Response: Following recommendations above, validation checks now include checking the validity of PDG code assigned to each particle as well as checking that the particle’s spin and charge conform to the expected spin and charge of the particle based on the assigned PDG code. Besides the dictionary of “All particles”, Metadata now contains dictionaries of “SM particles”, “BSM particles with valid PDG codes” and “BSM particles with non-standard PDG codes”. It also includes an additional flag to determine whether a model allows NLO calculations.

extend and standardise the list of models in Table B2;

Response: We have standardized the model namings in table C3 (which is Table B2 from the previous version). The model names also represent the title of the corresponding digital entry in Zenodo. Hence, we keep the prefix phrase “UFO Model for” with these titles to ensure that the content-type of these entries is clear to any user who comes across them. To avoid redundancy in the paper, we have omitted this prefix from the table entries in Table C3. Our implementation serves as a demonstrative example of FAIRifying UFO models. Since we don’t own the individual models, we cannot arbitrarily FAIRify models authored by others. Table B2 only includes FAIRified UFO models for which we have received permission to use our tools to demonstrate the FAIRification of models.

include a demonstration of how to query for models with specific properties and/or particle content;

Response We have added a demonstration of searching for models using PDG ID in Table B2.

revise sections 1 and 2 as indicated in the report;

Response: We have added the requested revisions detailed in the report. These include-

Modified description of HEPData: We have rephrased the description of HEPData as “For instance, the Durham High-Energy Physics Database (HEPData)~\cite{hepdata} is an open-access repository established for preserving and sharing scattering data from HEP experiment, containing digitized details of plots and tables from thousands of physics analysis publications.” This description closely follows the “About HEPData” section in the HEPData website. In the following line “dedicated data analysis frameworks” has been replaced by “data analysis code and frameworks” to reflect that it refers to RECAST implementation of analysis codes and frameworks developed for individual analyses.

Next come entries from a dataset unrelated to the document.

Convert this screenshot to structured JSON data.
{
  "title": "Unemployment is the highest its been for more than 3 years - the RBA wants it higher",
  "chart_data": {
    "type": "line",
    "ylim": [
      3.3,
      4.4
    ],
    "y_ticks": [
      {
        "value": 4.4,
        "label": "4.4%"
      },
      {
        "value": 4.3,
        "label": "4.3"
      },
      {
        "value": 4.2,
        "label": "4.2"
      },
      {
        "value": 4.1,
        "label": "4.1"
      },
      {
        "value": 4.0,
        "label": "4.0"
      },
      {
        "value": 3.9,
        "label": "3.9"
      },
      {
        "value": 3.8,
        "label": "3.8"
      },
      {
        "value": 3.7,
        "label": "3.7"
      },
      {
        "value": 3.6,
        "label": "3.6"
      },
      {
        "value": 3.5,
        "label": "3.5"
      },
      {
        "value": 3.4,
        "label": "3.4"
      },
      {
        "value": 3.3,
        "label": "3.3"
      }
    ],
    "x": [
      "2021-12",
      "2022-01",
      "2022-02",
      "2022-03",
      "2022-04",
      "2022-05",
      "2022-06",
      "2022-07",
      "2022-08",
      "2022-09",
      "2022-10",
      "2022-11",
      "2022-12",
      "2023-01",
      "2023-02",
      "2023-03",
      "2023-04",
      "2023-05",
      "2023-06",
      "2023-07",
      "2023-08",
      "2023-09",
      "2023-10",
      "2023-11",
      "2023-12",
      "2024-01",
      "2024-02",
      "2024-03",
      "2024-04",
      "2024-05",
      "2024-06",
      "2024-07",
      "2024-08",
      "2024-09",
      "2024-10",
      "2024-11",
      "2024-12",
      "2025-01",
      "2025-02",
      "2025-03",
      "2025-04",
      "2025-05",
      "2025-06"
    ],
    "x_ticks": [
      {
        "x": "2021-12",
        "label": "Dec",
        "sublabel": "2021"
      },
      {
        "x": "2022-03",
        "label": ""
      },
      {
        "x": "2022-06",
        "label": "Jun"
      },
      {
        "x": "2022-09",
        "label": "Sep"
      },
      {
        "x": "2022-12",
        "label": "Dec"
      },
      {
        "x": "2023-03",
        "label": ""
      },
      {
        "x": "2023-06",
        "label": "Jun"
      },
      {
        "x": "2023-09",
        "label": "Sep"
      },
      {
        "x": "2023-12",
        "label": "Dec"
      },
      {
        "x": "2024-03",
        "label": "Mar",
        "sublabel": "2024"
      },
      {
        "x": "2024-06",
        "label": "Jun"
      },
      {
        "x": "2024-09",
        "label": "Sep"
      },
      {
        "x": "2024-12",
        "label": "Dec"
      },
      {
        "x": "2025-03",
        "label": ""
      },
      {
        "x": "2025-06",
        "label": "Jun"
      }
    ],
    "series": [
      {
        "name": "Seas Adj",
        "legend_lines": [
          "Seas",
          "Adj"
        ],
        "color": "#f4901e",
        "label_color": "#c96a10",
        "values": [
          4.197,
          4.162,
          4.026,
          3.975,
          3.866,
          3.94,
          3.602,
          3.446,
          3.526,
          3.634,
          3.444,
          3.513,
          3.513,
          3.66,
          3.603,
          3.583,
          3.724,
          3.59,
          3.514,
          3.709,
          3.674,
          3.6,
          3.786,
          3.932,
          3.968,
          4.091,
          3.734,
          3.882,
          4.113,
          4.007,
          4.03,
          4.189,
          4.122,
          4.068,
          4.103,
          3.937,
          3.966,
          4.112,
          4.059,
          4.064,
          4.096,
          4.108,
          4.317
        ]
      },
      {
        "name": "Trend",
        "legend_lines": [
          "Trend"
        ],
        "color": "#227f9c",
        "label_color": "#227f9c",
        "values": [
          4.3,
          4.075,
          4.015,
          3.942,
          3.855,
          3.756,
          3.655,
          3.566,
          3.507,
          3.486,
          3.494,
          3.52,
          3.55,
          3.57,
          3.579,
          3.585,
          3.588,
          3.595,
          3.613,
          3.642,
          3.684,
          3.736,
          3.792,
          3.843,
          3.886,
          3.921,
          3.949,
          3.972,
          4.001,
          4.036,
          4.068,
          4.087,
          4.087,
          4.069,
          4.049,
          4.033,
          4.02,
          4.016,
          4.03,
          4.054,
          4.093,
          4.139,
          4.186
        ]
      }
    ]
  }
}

Added/Modified references: Ref 13 (previously 12) has been added to the reference list of [15,16] (previously [14,15]), also the Snowmass report has been cited (Ref. 17).

Removed confusing statement about UFO compatibility: We have removed the sentence "UFO models have been demonstrated to be compatible with other MC generators as well" to avoid any confusion. The immediately preceding line has been rephrased as "Developing new physics models as python libraries enabled using the same digital format to be interoperable across different MC generation platforms like MadGraph, Herwig, and Sherpa [6,7,28]."

*Other: * Changed “simulated MC events” to “MC events” in section 2

there are a number of typos to be corrected.

Response: The entire manuscript has been carefully checked once more for typos and grammatical mistakes and those issues have been fixed.